Si la direction de l’Hôpital National nous a concédé, au moins pour cette quinzaine commerciale, un permis de sortie élargi, nous n’irons pas, nous, acheter des machins connectés à la Fnac/Darty : tablettes, smartphones, liseuses électroniques, drones, enceintes connectées, consoles, etc. Il est déjà assez terrible d’en être réduits à s’adresser à ses contemporains par le biais d’Internet.

Nous on veut des livres en papier, des journaux et des bistrots pour en parler ; pas des écrans ni des “réseaux”.
On pourrait ainsi débattre directement, “en présentiel”, autour d’un verre ou d’un repas, de cette fameuse “théorie du complot” qui obsède les médias les plus respectables (groupe Le Monde, groupe Radio France) ; ainsi que leurs “experts” les plus diplômés et certifiés (P.-A Taguieff, Tristan Mendès-France, Rudy Reichstadt, Marie Peltier, etc).
Cela paraît difficile à croire, mais suivant les alertes et mises en garde de ces personnalités et de leurs institutions, les “réseaux” seraient infestés de complots et de comploteurs visant à répandre dans le public la défiance envers les élites, les autorités et leurs vérités officielles. Ces populistes, possédés d’un détestable esprit critique, se seraient mis en tête depuis 20 ans (mais certains disent depuis 50 ou 200 ans), de découvrir par eux-mêmes les causes matérielles et sociales, économiques et philosophiques, des fléaux de plus en plus massifs et de plus en plus fréquents qui accablent l’humanité : épidémies, canicules, sécheresses, nuisances, famines, catastrophes industrielles, etc.
C’en est au point où les autorités s’interrogent sur les moyens de ramener les citoyens à une saine croyance dans la parole étatique et scientifique ; et aussi de faire taire les comploteurs en supprimant leurs moyens d’expression.

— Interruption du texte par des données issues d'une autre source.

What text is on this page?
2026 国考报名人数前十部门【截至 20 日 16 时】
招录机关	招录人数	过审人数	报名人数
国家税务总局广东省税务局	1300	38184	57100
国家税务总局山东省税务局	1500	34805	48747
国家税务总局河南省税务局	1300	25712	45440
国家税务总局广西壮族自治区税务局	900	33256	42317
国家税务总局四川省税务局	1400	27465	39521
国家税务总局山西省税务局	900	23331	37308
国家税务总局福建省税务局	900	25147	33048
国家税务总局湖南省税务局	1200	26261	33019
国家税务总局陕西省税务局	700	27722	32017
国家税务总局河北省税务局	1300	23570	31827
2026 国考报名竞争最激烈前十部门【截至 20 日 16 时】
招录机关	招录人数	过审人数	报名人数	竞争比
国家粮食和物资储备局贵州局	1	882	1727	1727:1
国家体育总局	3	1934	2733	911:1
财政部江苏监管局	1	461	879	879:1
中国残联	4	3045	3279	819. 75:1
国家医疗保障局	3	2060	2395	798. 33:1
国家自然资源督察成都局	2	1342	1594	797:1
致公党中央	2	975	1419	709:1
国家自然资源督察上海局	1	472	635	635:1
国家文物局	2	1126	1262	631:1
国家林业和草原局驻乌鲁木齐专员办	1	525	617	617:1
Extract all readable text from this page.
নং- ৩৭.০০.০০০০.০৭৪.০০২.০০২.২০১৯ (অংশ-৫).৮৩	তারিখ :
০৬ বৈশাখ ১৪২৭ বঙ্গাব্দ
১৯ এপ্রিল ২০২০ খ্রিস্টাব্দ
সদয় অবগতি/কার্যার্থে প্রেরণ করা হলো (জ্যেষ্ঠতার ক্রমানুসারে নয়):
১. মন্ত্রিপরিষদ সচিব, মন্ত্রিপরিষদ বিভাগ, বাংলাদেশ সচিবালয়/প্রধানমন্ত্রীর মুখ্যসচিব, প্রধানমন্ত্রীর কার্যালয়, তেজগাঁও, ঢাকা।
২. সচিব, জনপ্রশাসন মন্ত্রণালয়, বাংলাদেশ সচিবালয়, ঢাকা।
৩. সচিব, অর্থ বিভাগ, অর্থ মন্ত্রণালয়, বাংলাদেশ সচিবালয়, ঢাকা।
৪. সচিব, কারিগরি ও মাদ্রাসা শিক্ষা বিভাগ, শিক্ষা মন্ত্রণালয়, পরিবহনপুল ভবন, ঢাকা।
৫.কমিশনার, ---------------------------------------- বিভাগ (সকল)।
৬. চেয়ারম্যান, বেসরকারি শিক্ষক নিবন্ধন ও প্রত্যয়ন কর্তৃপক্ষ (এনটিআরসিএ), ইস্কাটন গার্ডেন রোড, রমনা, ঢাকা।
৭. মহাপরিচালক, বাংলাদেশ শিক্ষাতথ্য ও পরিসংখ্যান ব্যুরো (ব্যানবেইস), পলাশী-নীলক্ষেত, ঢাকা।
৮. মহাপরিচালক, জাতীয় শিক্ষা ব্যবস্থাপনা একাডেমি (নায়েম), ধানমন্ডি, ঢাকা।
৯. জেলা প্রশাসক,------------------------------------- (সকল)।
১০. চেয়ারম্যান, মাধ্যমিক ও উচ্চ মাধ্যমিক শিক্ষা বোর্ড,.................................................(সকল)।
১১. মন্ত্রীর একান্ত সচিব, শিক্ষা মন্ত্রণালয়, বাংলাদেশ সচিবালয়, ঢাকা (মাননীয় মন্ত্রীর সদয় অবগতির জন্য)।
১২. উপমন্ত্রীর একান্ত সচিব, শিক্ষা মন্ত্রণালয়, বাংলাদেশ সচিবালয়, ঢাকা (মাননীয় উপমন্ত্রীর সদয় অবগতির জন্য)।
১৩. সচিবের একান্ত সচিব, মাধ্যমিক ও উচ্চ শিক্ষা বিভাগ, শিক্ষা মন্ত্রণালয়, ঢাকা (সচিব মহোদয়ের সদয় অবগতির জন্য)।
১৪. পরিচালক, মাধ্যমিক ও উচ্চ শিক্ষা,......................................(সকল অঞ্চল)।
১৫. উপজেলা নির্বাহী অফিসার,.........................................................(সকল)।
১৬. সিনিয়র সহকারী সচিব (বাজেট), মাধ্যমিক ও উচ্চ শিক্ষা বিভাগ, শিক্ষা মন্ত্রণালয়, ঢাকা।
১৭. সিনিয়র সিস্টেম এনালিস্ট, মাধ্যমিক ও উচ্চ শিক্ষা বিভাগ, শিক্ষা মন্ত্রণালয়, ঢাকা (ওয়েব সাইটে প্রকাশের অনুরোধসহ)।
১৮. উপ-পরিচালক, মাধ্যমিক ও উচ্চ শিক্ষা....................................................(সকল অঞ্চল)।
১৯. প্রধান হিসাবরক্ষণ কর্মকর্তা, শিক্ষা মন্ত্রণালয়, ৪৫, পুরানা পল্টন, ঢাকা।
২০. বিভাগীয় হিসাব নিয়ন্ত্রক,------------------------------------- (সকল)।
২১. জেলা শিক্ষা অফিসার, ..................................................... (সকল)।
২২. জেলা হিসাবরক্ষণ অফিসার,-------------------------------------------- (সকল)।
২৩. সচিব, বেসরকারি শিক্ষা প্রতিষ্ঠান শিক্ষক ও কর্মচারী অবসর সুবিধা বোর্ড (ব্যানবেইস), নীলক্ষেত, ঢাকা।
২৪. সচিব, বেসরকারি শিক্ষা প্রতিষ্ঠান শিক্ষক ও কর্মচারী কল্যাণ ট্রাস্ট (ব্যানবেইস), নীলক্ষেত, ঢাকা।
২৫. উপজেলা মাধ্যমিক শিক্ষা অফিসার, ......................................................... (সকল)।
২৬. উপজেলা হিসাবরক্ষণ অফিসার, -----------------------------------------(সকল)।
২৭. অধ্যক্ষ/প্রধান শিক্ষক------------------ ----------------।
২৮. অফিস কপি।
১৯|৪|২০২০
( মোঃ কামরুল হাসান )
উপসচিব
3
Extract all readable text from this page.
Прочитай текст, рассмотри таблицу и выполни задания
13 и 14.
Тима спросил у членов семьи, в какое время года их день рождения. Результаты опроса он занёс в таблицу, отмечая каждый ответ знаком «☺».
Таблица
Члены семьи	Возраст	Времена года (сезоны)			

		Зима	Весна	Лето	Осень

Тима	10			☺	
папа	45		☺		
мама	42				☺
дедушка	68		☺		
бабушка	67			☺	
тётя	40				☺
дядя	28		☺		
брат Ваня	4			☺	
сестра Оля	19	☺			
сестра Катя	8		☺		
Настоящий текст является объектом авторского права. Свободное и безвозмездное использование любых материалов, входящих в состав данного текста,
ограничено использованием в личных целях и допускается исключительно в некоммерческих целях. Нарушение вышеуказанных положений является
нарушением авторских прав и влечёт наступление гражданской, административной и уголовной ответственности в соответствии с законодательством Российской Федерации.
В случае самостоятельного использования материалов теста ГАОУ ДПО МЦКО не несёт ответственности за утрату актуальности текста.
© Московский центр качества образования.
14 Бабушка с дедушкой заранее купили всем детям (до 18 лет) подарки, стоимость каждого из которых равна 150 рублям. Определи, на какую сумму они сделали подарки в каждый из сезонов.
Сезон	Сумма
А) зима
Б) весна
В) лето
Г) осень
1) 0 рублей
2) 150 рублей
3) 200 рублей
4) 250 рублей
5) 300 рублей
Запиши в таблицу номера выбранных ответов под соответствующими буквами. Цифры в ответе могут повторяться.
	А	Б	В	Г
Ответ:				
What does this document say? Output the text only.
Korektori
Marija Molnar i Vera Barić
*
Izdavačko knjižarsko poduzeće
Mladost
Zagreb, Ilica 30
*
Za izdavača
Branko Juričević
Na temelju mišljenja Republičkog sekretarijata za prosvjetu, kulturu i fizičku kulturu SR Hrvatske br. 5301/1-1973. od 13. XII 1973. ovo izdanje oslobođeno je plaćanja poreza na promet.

En attendant cette heureuse issue, on peut toujours lire Terreur et possession. Enquête sur la police des populations à l’ère technologique de Pièces et main d’œuvre (L’Echappée, 2008) d’où est extrait le chapitre “L’invention de la théorie du complot” (voir ici), et aussi bien sûr les Commentaires sur la société du Spectacle de Guy Debord (1988).